By anon7598 — On Jan 30, 2008

i have a report to do on lye, what do i need to know?

By anon7267 — On Jan 22, 2008

Many of the questions posted show very little knowledge of chemistry. When the lye which is poisonous reacts chemically with another substance a new substance with different properties are formed. For example -- poisonous, caustic lye (sodium hydroxide) and poisonous, caustic hydrochloric acid when mixed together form sodium chloride which is also commonly called table salt which is neither caustic nor poisonous -- in fact you SHOULD eat some daily.

By anon6944 — On Jan 13, 2008

I am new to soap making and if lye is so dangerous how come people are allowed to rub it all over their body in the form of soap?

By martha — On Nov 26, 2007

Re: Lye under the log cabin: Thanks for the warning on the lye. I'll be sure to post a warning on the hatch door, just in case someone has to go under there. (You're right- there is plumbing in the crawl space) If all goes well, no one will be down there for a long, long, long time.
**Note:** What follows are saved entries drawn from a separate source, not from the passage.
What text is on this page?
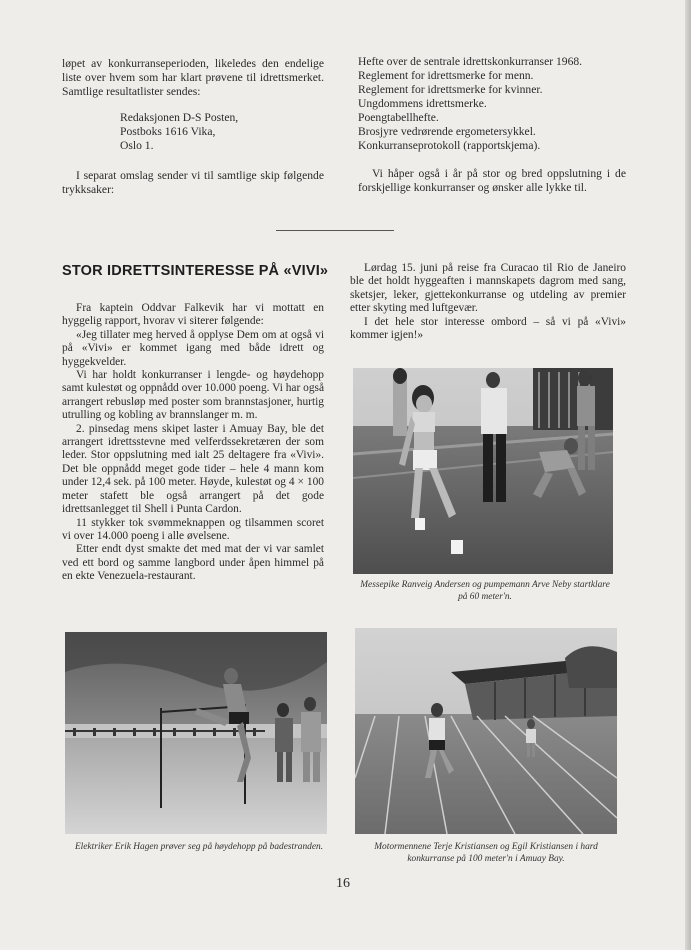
løpet av konkurranseperioden, likeledes den endelige liste over hvem som har klart prøvene til idrettsmerket. Samtlige resultatlister sendes:

Redaksjonen D-S Posten,
Postboks 1616 Vika,
Oslo 1.

I separat omslag sender vi til samtlige skip følgende trykksaker:

Hefte over de sentrale idrettskonkurranser 1968.
Reglement for idrettsmerke for menn.
Reglement for idrettsmerke for kvinner.
Ungdommens idrettsmerke.
Poengtabellhefte.
Brosjyre vedrørende ergometersykkel.
Konkurranseprotokoll (rapportskjema).

Vi håper også i år på stor og bred oppslutning i de forskjellige konkurranser og ønsker alle lykke til.

STOR IDRETTSINTERESSE PÅ «VIVI»

Fra kaptein Oddvar Falkevik har vi mottatt en hyggelig rapport, hvorav vi siterer følgende:

«Jeg tillater meg herved å opplyse Dem om at også vi på «Vivi» er kommet igang med både idrett og hyggekvelder.

Vi har holdt konkurranser i lengde- og høydehopp samt kulestøt og oppnådd over 10.000 poeng. Vi har også arrangert rebusløp med poster som brannstasjoner, hurtig utrulling og kobling av brannslanger m. m.

2. pinsedag mens skipet laster i Amuay Bay, ble det arrangert idrettsstevne med velferdssekretæren der som leder. Stor oppslutning med ialt 25 deltagere fra «Vivi». Det ble oppnådd meget gode tider – hele 4 mann kom under 12,4 sek. på 100 meter. Høyde, kulestøt og 4 × 100 meter stafett ble også arrangert på det gode idrettsanlegget til Shell i Punta Cardon.

11 stykker tok svømmeknappen og tilsammen scoret vi over 14.000 poeng i alle øvelsene.

Etter endt dyst smakte det med mat der vi var samlet ved ett bord og samme langbord under åpen himmel på en ekte Venezuela-restaurant.

Lørdag 15. juni på reise fra Curacao til Rio de Janeiro ble det holdt hyggeaften i mannskapets dagrom med sang, sketsjer, leker, gjettekonkurranse og utdeling av premier etter skyting med luftgevær.

I det hele stor interesse ombord – så vi på «Vivi» kommer igjen!»

Messepike Ranveig Andersen og pumpemann Arve Neby startklare på 60 meter'n.
Elektriker Erik Hagen prøver seg på høydehopp på badestranden.	Motormennene Terje Kristiansen og Egil Kristiansen i hard konkurranse på 100 meter'n i Amuay Bay.
16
By anon5470 — On Nov 26, 2007

In regard to sprinkling lye under the old cabin, I am a plumber and have had several very very unpleasant experiences with lye under a building. professional flood restoration companies cannot use lye for that purpose because of the hazards associated with inhaling lye. Someday a plumber, electrician cable guy etc.. is going to have to deal with it being there. Please inform them before they do.

By martha — On Nov 01, 2007

OK- I went ahead and sprinkled the lye on the dirt floor and rodent carcasses on the cabin crawl space. The odor is gone. For now. No humans go down there, so all seems good. Worked like a charm.

By anon4773 — On Oct 31, 2007

did they ever use lye for pickling?

By martha — On Jul 12, 2007

just ordered 2 lbs. of lye to sprinkle in the crawl space of an old log cabin where mice and rodents have gone to die- hoping to get rid of the odor. No one ever goes down there. It's a dirt floor. Do I need to be concerned about anything? The lye would be exposed to air, dirt, and rodent carcasses. Since it is under the cabin, do I need to worry about fumes, or dust coming up into the air of the cabin? Should I mix it with water before I sprinkle it? What do you think?

By anon2411 — On Jul 10, 2007

there are several different grades of lye technical grade and food grade being two of them. Technical grade is over 99% pure lye and food grade is not as strong.

By anon1568 — On Jun 06, 2007

Lye is one of the ingredients in the production of noodles. If its dangerous then why is it allowed? Can somebody please explain me why?

By anon447 — On Apr 25, 2007

So what about lye used with food, as with lutefisk, the practice of soaking whitefish in a mixture of water and lye?